Stanford center turns to Sun Blackbox for extra capacity
When the Stanford Linear
Accelerator Center wanted to increase its computing capacity last year it
considered a satellite datacenter or an extension to the existing building,
but in the end it chose a faster and more novel approach: it ordered a datacenter
in a box.
The center, which does high-energy physics research for the U.S.
Department of Energy, was one of the first customers for Sun Microsystems'
Project
Blackbox, which takes standard shipping containers 20 feet by 8 feet by
8 feet (6.1m x 2.4m x 2.4m) and turns them into mini datacenters that can be
delivered and operational in a few weeks, according to Sun.

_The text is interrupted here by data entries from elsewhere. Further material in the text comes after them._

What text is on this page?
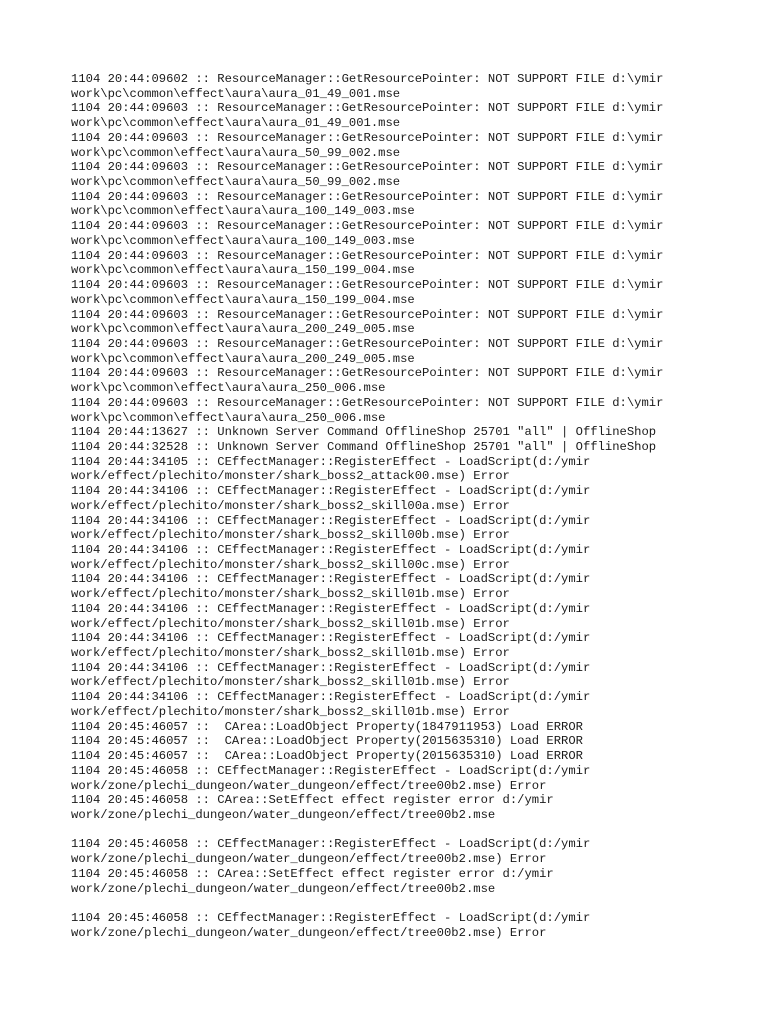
1104 20:44:09602 :: ResourceManager::GetResourcePointer: NOT SUPPORT FILE d:\ymir
work\pc\common\effect\aura\aura_01_49_001.mse
1104 20:44:09603 :: ResourceManager::GetResourcePointer: NOT SUPPORT FILE d:\ymir
work\pc\common\effect\aura\aura_01_49_001.mse
1104 20:44:09603 :: ResourceManager::GetResourcePointer: NOT SUPPORT FILE d:\ymir
work\pc\common\effect\aura\aura_50_99_002.mse
1104 20:44:09603 :: ResourceManager::GetResourcePointer: NOT SUPPORT FILE d:\ymir
work\pc\common\effect\aura\aura_50_99_002.mse
1104 20:44:09603 :: ResourceManager::GetResourcePointer: NOT SUPPORT FILE d:\ymir
work\pc\common\effect\aura\aura_100_149_003.mse
1104 20:44:09603 :: ResourceManager::GetResourcePointer: NOT SUPPORT FILE d:\ymir
work\pc\common\effect\aura\aura_100_149_003.mse
1104 20:44:09603 :: ResourceManager::GetResourcePointer: NOT SUPPORT FILE d:\ymir
work\pc\common\effect\aura\aura_150_199_004.mse
1104 20:44:09603 :: ResourceManager::GetResourcePointer: NOT SUPPORT FILE d:\ymir
work\pc\common\effect\aura\aura_150_199_004.mse
1104 20:44:09603 :: ResourceManager::GetResourcePointer: NOT SUPPORT FILE d:\ymir
work\pc\common\effect\aura\aura_200_249_005.mse
1104 20:44:09603 :: ResourceManager::GetResourcePointer: NOT SUPPORT FILE d:\ymir
work\pc\common\effect\aura\aura_200_249_005.mse
1104 20:44:09603 :: ResourceManager::GetResourcePointer: NOT SUPPORT FILE d:\ymir
work\pc\common\effect\aura\aura_250_006.mse
1104 20:44:09603 :: ResourceManager::GetResourcePointer: NOT SUPPORT FILE d:\ymir
work\pc\common\effect\aura\aura_250_006.mse
1104 20:44:13627 :: Unknown Server Command OfflineShop 25701 "all" | OfflineShop
1104 20:44:32528 :: Unknown Server Command OfflineShop 25701 "all" | OfflineShop
1104 20:44:34105 :: CEffectManager::RegisterEffect - LoadScript(d:/ymir
work/effect/plechito/monster/shark_boss2_attack00.mse) Error
1104 20:44:34106 :: CEffectManager::RegisterEffect - LoadScript(d:/ymir
work/effect/plechito/monster/shark_boss2_skill00a.mse) Error
1104 20:44:34106 :: CEffectManager::RegisterEffect - LoadScript(d:/ymir
work/effect/plechito/monster/shark_boss2_skill00b.mse) Error
1104 20:44:34106 :: CEffectManager::RegisterEffect - LoadScript(d:/ymir
work/effect/plechito/monster/shark_boss2_skill00c.mse) Error
1104 20:44:34106 :: CEffectManager::RegisterEffect - LoadScript(d:/ymir
work/effect/plechito/monster/shark_boss2_skill01b.mse) Error
1104 20:44:34106 :: CEffectManager::RegisterEffect - LoadScript(d:/ymir
work/effect/plechito/monster/shark_boss2_skill01b.mse) Error
1104 20:44:34106 :: CEffectManager::RegisterEffect - LoadScript(d:/ymir
work/effect/plechito/monster/shark_boss2_skill01b.mse) Error
1104 20:44:34106 :: CEffectManager::RegisterEffect - LoadScript(d:/ymir
work/effect/plechito/monster/shark_boss2_skill01b.mse) Error
1104 20:44:34106 :: CEffectManager::RegisterEffect - LoadScript(d:/ymir
work/effect/plechito/monster/shark_boss2_skill01b.mse) Error
1104 20:45:46057 ::  CArea::LoadObject Property(1847911953) Load ERROR
1104 20:45:46057 ::  CArea::LoadObject Property(2015635310) Load ERROR
1104 20:45:46057 ::  CArea::LoadObject Property(2015635310) Load ERROR
1104 20:45:46058 :: CEffectManager::RegisterEffect - LoadScript(d:/ymir
work/zone/plechi_dungeon/water_dungeon/effect/tree00b2.mse) Error
1104 20:45:46058 :: CArea::SetEffect effect register error d:/ymir
work/zone/plechi_dungeon/water_dungeon/effect/tree00b2.mse
1104 20:45:46058 :: CEffectManager::RegisterEffect - LoadScript(d:/ymir
work/zone/plechi_dungeon/water_dungeon/effect/tree00b2.mse) Error
1104 20:45:46058 :: CArea::SetEffect effect register error d:/ymir
work/zone/plechi_dungeon/water_dungeon/effect/tree00b2.mse
1104 20:45:46058 :: CEffectManager::RegisterEffect - LoadScript(d:/ymir
work/zone/plechi_dungeon/water_dungeon/effect/tree00b2.mse) Error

SLAC's Blackbox was delivered in July last year and was up and running by September.
Aside from a few challenges -- like figuring out how to service the unit when
it's raining -- the center is pleased with its choice and in the process of
installing a second unit.
It is one of four customers that Sun identified Tuesday to illustrate momentum
for Project Blackbox. It also renamed the product the Sun Modular Datacenter,
or Sun MD. The boxes start at US$559,000 without the "payload," or
the computers inside, and Sun will ship them around the world for an extra fee.
Delivery to Amsterdam by air, for example, costs about $15,000.

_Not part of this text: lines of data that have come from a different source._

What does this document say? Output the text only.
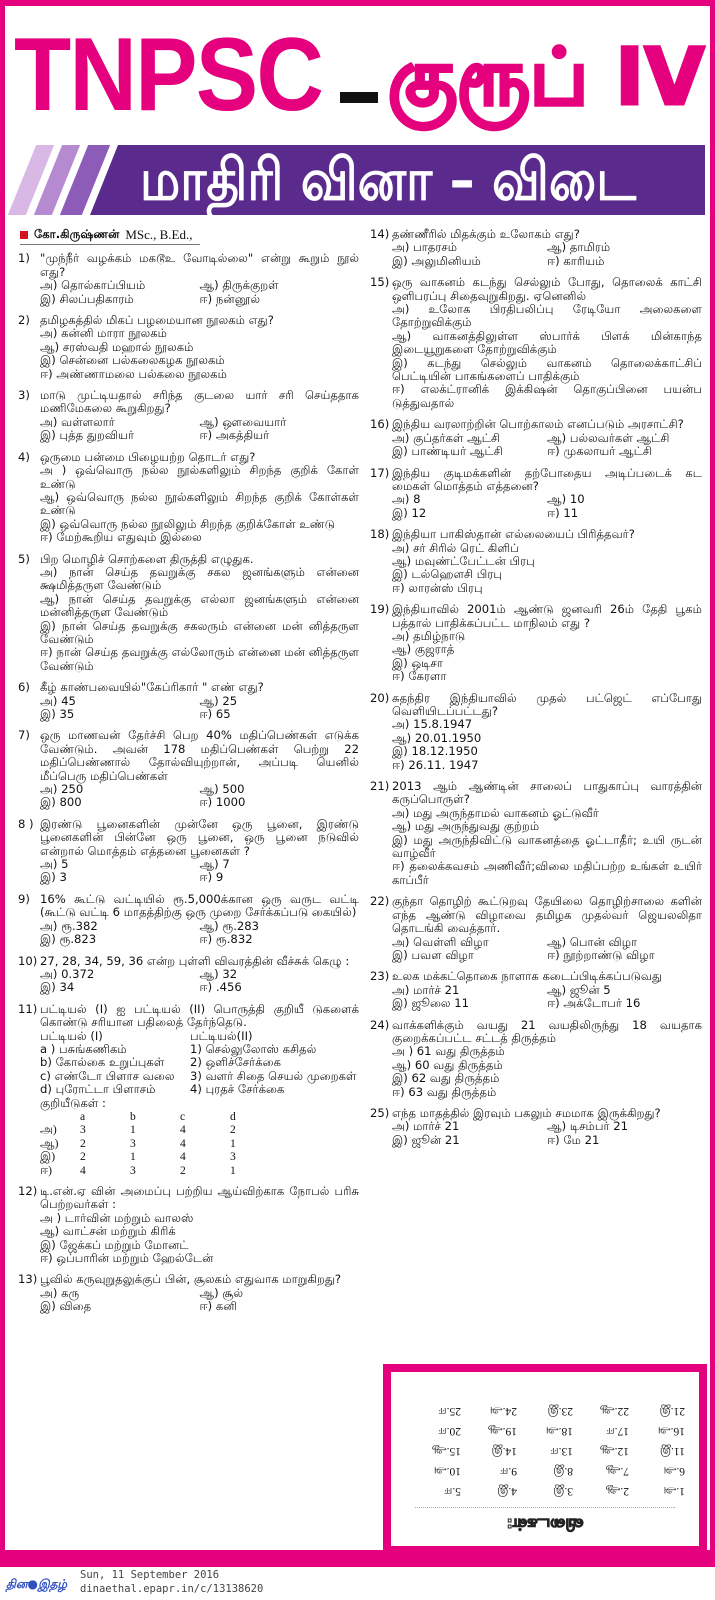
TNPSC குரூப் IV
மாதிரி வினா – விடை
கோ.கிருஷ்ணன் MSc., B.Ed.,
1) "முந்நீர் வழக்கம் மகடூஉ வோடில்லை" என்று கூறும் நூல் எது?
அ) தொல்காப்பியம்	ஆ) திருக்குறள்
இ) சிலப்பதிகாரம்	ஈ) நன்னூல்
2) தமிழகத்தில் மிகப் பழமையான நூலகம் எது?
அ) கன்னி மாரா நூலகம்
ஆ) சரஸ்வதி மஹால் நூலகம்
இ) சென்னை பல்கலைகழக நூலகம்
ஈ) அண்ணாமலை பல்கலை நூலகம்
3) மாடு முட்டியதால் சரிந்த குடலை யார் சரி செய்ததாக மணிமேகலை கூறுகிறது?
அ) வள்ளலார்	ஆ) ஔவையார்
இ) புத்த துறவியர்	ஈ) அகத்தியர்
4) ஒருமை பன்மை பிழையற்ற தொடர் எது?
அ ) ஒவ்வொரு நல்ல நூல்களிலும் சிறந்த குறிக் கோள் உண்டு
ஆ) ஒவ்வொரு நல்ல நூல்களிலும் சிறந்த குறிக் கோள்கள் உண்டு
இ) ஒவ்வொரு நல்ல நூலிலும் சிறந்த குறிக்கோள் உண்டு
ஈ) மேற்கூறிய எதுவும் இல்லை
5) பிற மொழிச் சொற்களை திருத்தி எழுதுக.
அ) நான் செய்த தவறுக்கு சகல ஜனங்களும் என்னை க்ஷமித்தருள வேண்டும்
ஆ) நான் செய்த தவறுக்கு எல்லா ஜனங்களும் என்னை மன்னித்தருள வேண்டும்
இ) நான் செய்த தவறுக்கு சகலரும் என்னை மன் னித்தருள வேண்டும்
ஈ) நான் செய்த தவறுக்கு எல்லோரும் என்னை மன் னித்தருள வேண்டும்
6) கீழ் காண்பவையில்"கேப்ரிகார் " எண் எது?
அ) 45	ஆ) 25
இ) 35	ஈ) 65
7) ஒரு மாணவன் தேர்ச்சி பெற 40% மதிப்பெண்கள் எடுக்க வேண்டும். அவன் 178 மதிப்பெண்கள் பெற்று 22 மதிப்பெண்ணால் தோல்வியுற்றான், அப்படி யெனில் மீப்பெரு மதிப்பெண்கள்
அ) 250	ஆ) 500
இ) 800	ஈ) 1000
8 ) இரண்டு பூனைகளின் முன்னே ஒரு பூனை, இரண்டு பூனைகளின் பின்னே ஒரு பூனை, ஒரு பூனை நடுவில் என்றால் மொத்தம் எத்தனை பூனைகள் ?
அ) 5	ஆ) 7
இ) 3	ஈ) 9
9) 16% கூட்டு வட்டியில் ரூ.5,000க்கான ஒரு வருட வட்டி (கூட்டு வட்டி 6 மாதத்திற்கு ஒரு முறை சேர்க்கப்படு கையில்)
அ) ரூ.382	ஆ) ரூ.283
இ) ரூ.823	ஈ) ரூ.832
10) 27, 28, 34, 59, 36 என்ற புள்ளி விவரத்தின் வீச்சுக் கெழு :
அ) 0.372	ஆ) 32
இ) 34	ஈ) .456
11) பட்டியல் (I) ஐ பட்டியல் (II) பொருத்தி குறியீ டுகளைக் கொண்டு சரியான பதிலைத் தேர்ந்தெடு.
பட்டியல் (I)	பட்டியல்(II)
a ) பசுங்கணிகம்	1) செல்லுலோஸ் கசிதல்
b) கோல்கை உறுப்புகள்	2) ஒளிச்சேர்க்கை
c) எண்டோ பிளாச வலை	3) வளர் சிதை செயல் முறைகள்
d) புரோட்டா பிளாசம்	4) புரதச் சேர்க்கை
குறியீடுகள் :
a	b	c	d
அ)	3	1	4	2
ஆ)	2	3	4	1
இ)	2	1	4	3
ஈ)	4	3	2	1
12) டி.என்.ஏ வின் அமைப்பு பற்றிய ஆய்விற்காக நோபல் பரிசு பெற்றவர்கள் :
அ ) டார்வின் மற்றும் வாலஸ்
ஆ) வாட்சன் மற்றும் கிரிக்
இ) ஜேக்கப் மற்றும் மோனட்
ஈ) ஒப்பாரின் மற்றும் ஹேல்டேன்
13) பூவில் கருவுறுதலுக்குப் பின், சூலகம் எதுவாக மாறுகிறது?
அ) கரு	ஆ) சூல்
இ) விதை	ஈ) கனி
14) தண்ணீரில் மிதக்கும் உலோகம் எது?
அ) பாதரசம்	ஆ) தாமிரம்
இ) அலுமினியம்	ஈ) காரியம்
15) ஒரு வாகனம் கடந்து செல்லும் போது, தொலைக் காட்சி ஒளிபரப்பு சிதைவுறுகிறது. ஏனெனில்
அ) உலோக பிரதிபலிப்பு ரேடியோ அலைகளை தோற்றுவிக்கும்
ஆ) வாகனத்திலுள்ள ஸ்பார்க் பிளக் மின்காந்த இடையூறுகளை தோற்றுவிக்கும்
இ) கடந்து செல்லும் வாகனம் தொலைக்காட்சிப் பெட்டியின் பாகங்களைப் பாதிக்கும்
ஈ) எலக்ட்ரானிக் இக்கிஷன் தொகுப்பினை பயன்ப டுத்துவதால்
16) இந்திய வரலாற்றின் பொற்காலம் எனப்படும் அரசாட்சி?
அ) குப்தர்கள் ஆட்சி	ஆ) பல்லவர்கள் ஆட்சி
இ) பாண்டியர் ஆட்சி	ஈ) முகலாயர் ஆட்சி
17) இந்திய குடிமக்களின் தற்போதைய அடிப்படைக் கட மைகள் மொத்தம் எத்தனை?
அ) 8	ஆ) 10
இ) 12	ஈ) 11
18) இந்தியா பாகிஸ்தான் எல்லையைப் பிரித்தவர்?
அ) சர் சிரில் ரெட் கிளிப்
ஆ) மவுண்ட்பேட்டன் பிரபு
இ) டல்ஹௌசி பிரபு
ஈ) லாரன்ஸ் பிரபு
19) இந்தியாவில் 2001ம் ஆண்டு ஜனவரி 26ம் தேதி பூகம் பத்தால் பாதிக்கப்பட்ட மாநிலம் எது ?
அ) தமிழ்நாடு
ஆ) குஜராத்
இ) ஒடிசா
ஈ) கேரளா
20) சுதந்திர இந்தியாவில் முதல் பட்ஜெட் எப்போது வெளியிடப்பட்டது?
அ) 15.8.1947
ஆ) 20.01.1950
இ) 18.12.1950
ஈ) 26.11. 1947
21) 2013 ஆம் ஆண்டின் சாலைப் பாதுகாப்பு வாரத்தின் கருப்பொருள்?
அ) மது அருந்தாமல் வாகனம் ஓட்டுவீர்
ஆ) மது அருந்துவது குற்றம்
இ) மது அருந்திவிட்டு வாகனத்தை ஓட்டாதீர்; உயி ருடன் வாழ்வீர்
ஈ) தலைக்கவசம் அணிவீர்;விலை மதிப்பற்ற உங்கள் உயிர் காப்பீர்
22) குந்தா தொழிற் கூட்டுறவு தேயிலை தொழிற்சாலை களின் எந்த ஆண்டு விழாவை தமிழக முதல்வர் ஜெயலலிதா தொடங்கி வைத்தார்.
அ) வெள்ளி விழா	ஆ) பொன் விழா
இ) பவள விழா	ஈ) நூற்றாண்டு விழா
23) உலக மக்கட்தொகை நாளாக கடைப்பிடிக்கப்படுவது
அ) மார்ச் 21	ஆ) ஜூன் 5
இ) ஜூலை 11	ஈ) அக்டோபர் 16
24) வாக்களிக்கும் வயது 21 வயதிலிருந்து 18 வயதாக குறைக்கப்பட்ட சட்டத் திருத்தம்
அ ) 61 வது திருத்தம்
ஆ) 60 வது திருத்தம்
இ) 62 வது திருத்தம்
ஈ) 63 வது திருத்தம்
25) எந்த மாதத்தில் இரவும் பகலும் சமமாக இருக்கிறது?
அ) மார்ச் 21	ஆ) டிசம்பர் 21
இ) ஜூன் 21	ஈ) மே 21
விடைகள்:
1.அ
2.ஆ
3.இ
4.இ
5.ஈ
6.அ
7.ஆ
8.இ
9.ஈ
10.அ
11.இ
12.ஆ
13.ஈ
14.இ
15.ஆ
16.அ
17.ஈ
18.அ
19.ஆ
20.ஈ
21.இ
22.ஆ
23.இ
24.அ
25.ஈ
தின●இதழ்
Sun, 11 September 2016
dinaethal.epapr.in/c/13138620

SLAC turned to Project Blackbox because it needed to expand its compute capacity
fairly quickly. "The datacenter here was at its capacity, especially in
terms of the electrical service to the building and the amount of heat we could
take back out. And the experiments needed their next year's worth of computing,"
said Chuck Boeheim, SLAC's assistant director of computing services.
Modifying its existing datacenter to accommodate another major electrical feed
and "chiller plant" would have taken one to two years and cost several
million dollars. "We also looked at doing a satellite datacenter in a smaller
building, but with the approvals and lead time that was a couple of years out
as well. Blackbox was something we could do very quickly," Boeheim said.
The raw shipping containers are customized by a subcontractor, and Sun typically
installs the payload before delivery. SLAC's Blackbox arrived on a flat-bed
truck last July, fitted with 252 Sun Fire X2200 rack-mount servers, the same
type it uses in its datacenter. Sun had also wired the servers to a Cisco Catalyst
6509 switch that SLAC provided before delivery.
Boeheim described the process in a white
paper on his Web site, along with photos and time-lapse videos that show
the box being hoisted into place by a crane.